I really try to understand that innovation is a process of refining. Of failure and success. You have your good ideas, and your have your not-so-good ones. But the smartwatch market seems to not be learning... anything from the not so good ones. Meet the Omate TrueSmart, the latest darling of Kickstarter's seemingly insatiable smartwatch fetish.
At nearly $50,000 of its $100,000 goal at the time of this writing, mere hours after going live, this is going to get funded. It's going to happen. It may even come to physically exist as a thing that people receive on their doorsteps, eyes wide with anticipation and optimism as they gleefully tear open the TrueSmart's packaging. They may even convince themselves to like it for a little while.
I haven't used it. I will probably never use it. I don't want to use it. But it doesn't really need a hands-on for me to tear it apart. The Omate TrueSmart may be the disgustingly glorious peak of ridiculous crowdfunded smartwatches that make little sense in a world where soon enough the likes of Samsung, Apple, and maybe even Google (and probably plenty of other companies with, you know, money) will be getting in on the action.
Let's start with what the TrueSmart does right. It's waterproof. It has built-in 3G connectivity, so it's actually a phone! That's cool. It runs Android 4.2. Uh, it... attaches to your wrist? I find that's pretty important as a feature in the watch market. And it's waterproof. They really want you to know it's waterproof. From there on, things go downhill pretty quick.
For example: this thing is freakin' huge. They try to make it look a little less imposing in most of their photos and video (eg, by not giving a sense of scale or using odd angles), but this gem managed to make it in:
Why is the TrueSmart so... girthy? Well, because it's packed full of stuff, of course. Stuff like a dual-core 1.3GHz processor (manufacturer not stated), 1.54" 240x240 LCD display, 512MB of RAM, 4GB of storage, a side-mounted 5MP camera (yes, really), GPS, Bluetooth 4.0, Wi-Fi, and a 3G micro SIM slot. Fancy. The SoC, by the way, is probably a MediaTek, suggested by the naming of the baseband version in some of the screenshots (MOLY.WR8).
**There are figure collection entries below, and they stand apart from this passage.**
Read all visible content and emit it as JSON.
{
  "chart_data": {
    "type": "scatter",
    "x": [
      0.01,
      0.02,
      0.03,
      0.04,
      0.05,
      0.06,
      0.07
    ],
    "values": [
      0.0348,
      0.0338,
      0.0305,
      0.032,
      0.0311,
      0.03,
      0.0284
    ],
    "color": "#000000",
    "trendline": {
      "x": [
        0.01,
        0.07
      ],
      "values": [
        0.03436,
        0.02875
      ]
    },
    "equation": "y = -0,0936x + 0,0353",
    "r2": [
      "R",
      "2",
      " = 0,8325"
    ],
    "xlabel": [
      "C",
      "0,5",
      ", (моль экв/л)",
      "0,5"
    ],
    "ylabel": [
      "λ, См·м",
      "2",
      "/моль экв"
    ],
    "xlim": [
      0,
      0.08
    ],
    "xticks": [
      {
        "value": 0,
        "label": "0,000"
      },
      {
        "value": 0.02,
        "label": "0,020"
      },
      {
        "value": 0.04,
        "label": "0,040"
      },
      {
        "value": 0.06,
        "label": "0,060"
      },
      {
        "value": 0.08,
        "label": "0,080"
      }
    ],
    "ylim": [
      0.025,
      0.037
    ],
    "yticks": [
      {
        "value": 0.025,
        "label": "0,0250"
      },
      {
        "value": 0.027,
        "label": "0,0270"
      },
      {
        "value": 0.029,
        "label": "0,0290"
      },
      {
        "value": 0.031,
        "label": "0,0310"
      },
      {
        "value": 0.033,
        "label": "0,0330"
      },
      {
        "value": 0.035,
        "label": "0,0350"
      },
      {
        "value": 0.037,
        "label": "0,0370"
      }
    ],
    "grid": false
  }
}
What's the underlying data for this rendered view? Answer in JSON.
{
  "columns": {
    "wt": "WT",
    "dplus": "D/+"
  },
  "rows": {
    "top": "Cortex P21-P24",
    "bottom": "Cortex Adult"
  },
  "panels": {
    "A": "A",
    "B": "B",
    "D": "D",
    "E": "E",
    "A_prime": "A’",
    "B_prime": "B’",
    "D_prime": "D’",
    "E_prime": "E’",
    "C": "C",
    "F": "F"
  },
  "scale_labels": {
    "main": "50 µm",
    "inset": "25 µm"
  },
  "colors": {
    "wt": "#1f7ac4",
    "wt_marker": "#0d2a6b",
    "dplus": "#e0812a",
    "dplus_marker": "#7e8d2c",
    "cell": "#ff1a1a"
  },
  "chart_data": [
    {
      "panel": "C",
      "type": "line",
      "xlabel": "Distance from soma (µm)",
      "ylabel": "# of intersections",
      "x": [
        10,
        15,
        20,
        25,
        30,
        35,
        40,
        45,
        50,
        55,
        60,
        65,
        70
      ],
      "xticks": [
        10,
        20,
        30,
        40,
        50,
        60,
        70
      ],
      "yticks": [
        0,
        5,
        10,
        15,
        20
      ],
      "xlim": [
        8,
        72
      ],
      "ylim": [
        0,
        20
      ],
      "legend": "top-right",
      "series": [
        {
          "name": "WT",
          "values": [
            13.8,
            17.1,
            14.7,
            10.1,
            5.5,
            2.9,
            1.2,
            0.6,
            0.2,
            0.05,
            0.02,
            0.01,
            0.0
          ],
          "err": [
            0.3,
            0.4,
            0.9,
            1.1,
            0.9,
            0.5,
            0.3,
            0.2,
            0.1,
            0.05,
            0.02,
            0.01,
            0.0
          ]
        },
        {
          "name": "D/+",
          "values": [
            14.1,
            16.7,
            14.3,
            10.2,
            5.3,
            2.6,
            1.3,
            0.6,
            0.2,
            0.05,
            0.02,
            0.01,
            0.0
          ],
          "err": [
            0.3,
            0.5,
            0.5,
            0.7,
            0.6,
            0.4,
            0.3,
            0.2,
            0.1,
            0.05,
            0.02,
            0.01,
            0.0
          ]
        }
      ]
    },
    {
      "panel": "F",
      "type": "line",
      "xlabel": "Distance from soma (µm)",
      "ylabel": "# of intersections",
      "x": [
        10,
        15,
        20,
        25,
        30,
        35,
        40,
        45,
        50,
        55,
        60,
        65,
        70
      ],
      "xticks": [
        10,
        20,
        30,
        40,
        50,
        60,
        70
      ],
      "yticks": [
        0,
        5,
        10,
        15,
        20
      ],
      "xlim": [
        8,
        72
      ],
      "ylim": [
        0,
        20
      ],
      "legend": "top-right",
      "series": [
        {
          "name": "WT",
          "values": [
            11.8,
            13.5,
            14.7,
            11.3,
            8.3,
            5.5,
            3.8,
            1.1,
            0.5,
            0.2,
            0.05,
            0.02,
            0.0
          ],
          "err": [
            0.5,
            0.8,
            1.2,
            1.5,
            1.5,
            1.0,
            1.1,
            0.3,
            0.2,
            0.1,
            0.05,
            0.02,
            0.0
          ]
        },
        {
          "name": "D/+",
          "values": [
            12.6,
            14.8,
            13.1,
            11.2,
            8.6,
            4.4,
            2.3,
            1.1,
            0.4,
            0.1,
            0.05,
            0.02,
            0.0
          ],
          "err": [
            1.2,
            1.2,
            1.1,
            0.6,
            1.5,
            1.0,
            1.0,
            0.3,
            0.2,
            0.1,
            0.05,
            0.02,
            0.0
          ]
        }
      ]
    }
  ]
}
As you may have guessed, then, the TrueSmart really is a smartphone on your wrist. Like, as close to literally being a smartphone on your wrist as possible without actually just attaching a smartphone to your wrist with some Velcro. Ambitious! And probably a really, really bad idea. Let's explore why that is.
600mAh. That is the capacity of the battery the TrueSmart will ship with. Omate claims "up to 100 hours of standby time." Yeah, I'm guessing that's with the 3G radio, Wi-Fi, and Bluetooth all aggressively slept and the display turned off. Because the TrueSmart isn't using a power-sipping e-ink display, that means the display will be turned off most of the time (and not particularly visible in sunlight), unless you want your TrueSmart to rather quickly become a TruePaperweight. How about some screen-on, data-on power figures, guys? I'm guessing, and this is just a hunch, that they're probably not great!
My favorite part of the official Kickstarter video (well, one of them, I have many favorite parts - it is a masterpiece of cringe) is when they demo opening the standard Android Facebook app on the TrueSmart. By showing the login screen, and then promptly exiting the app. Hm, I wonder how Facebook looks on the TrueSmart's 1.54" 240x240 display? There couldn't possibly be any scaling issues. I'm sure Facebook will get around to fixing them, anyway. They also have Hangouts on the home screen, suggesting the TrueSmart will be Play Store certified, but nowhere in the Kickstarter is this actually stated.
They also claim to have created a "unique user interface" over Android, though it looks pretty much exactly like stock Android with a white-themed settings menu and some custom icons and apps.
Then there are the quotes. Here are a handful of the keepers.
- "Smarter than all existing smartwatches, faster processing dual core brain than any other, most developer- & user-friendly Android 4.2 platform than the others, more functions than all, stronger than a rock with a protective metal casing and silicone strap, welcome to the new generation of Smartwatch 2.0, the Omate TrueSmart."
- "At Omate, design is a mindset, not a department."
- "True simplicity is about being able to enjoy and engage complex tasks without consciously thinking about them as tasks."
- "It's the synergy of beauty and brains, simplifying complexity."
- "I'm your TrueSmart, Omate TrueSmart."
Smartwatch 2.0. Shudder.
Smartwatches may very well be a good idea for some people, and for doing some things. There may be some pretty good smartwatches that'll come out in the next year or two. This is not going to be one of them, even if it will have the fervent backing of thousands of eager gadget addicts and Kickstarter enthusiasts.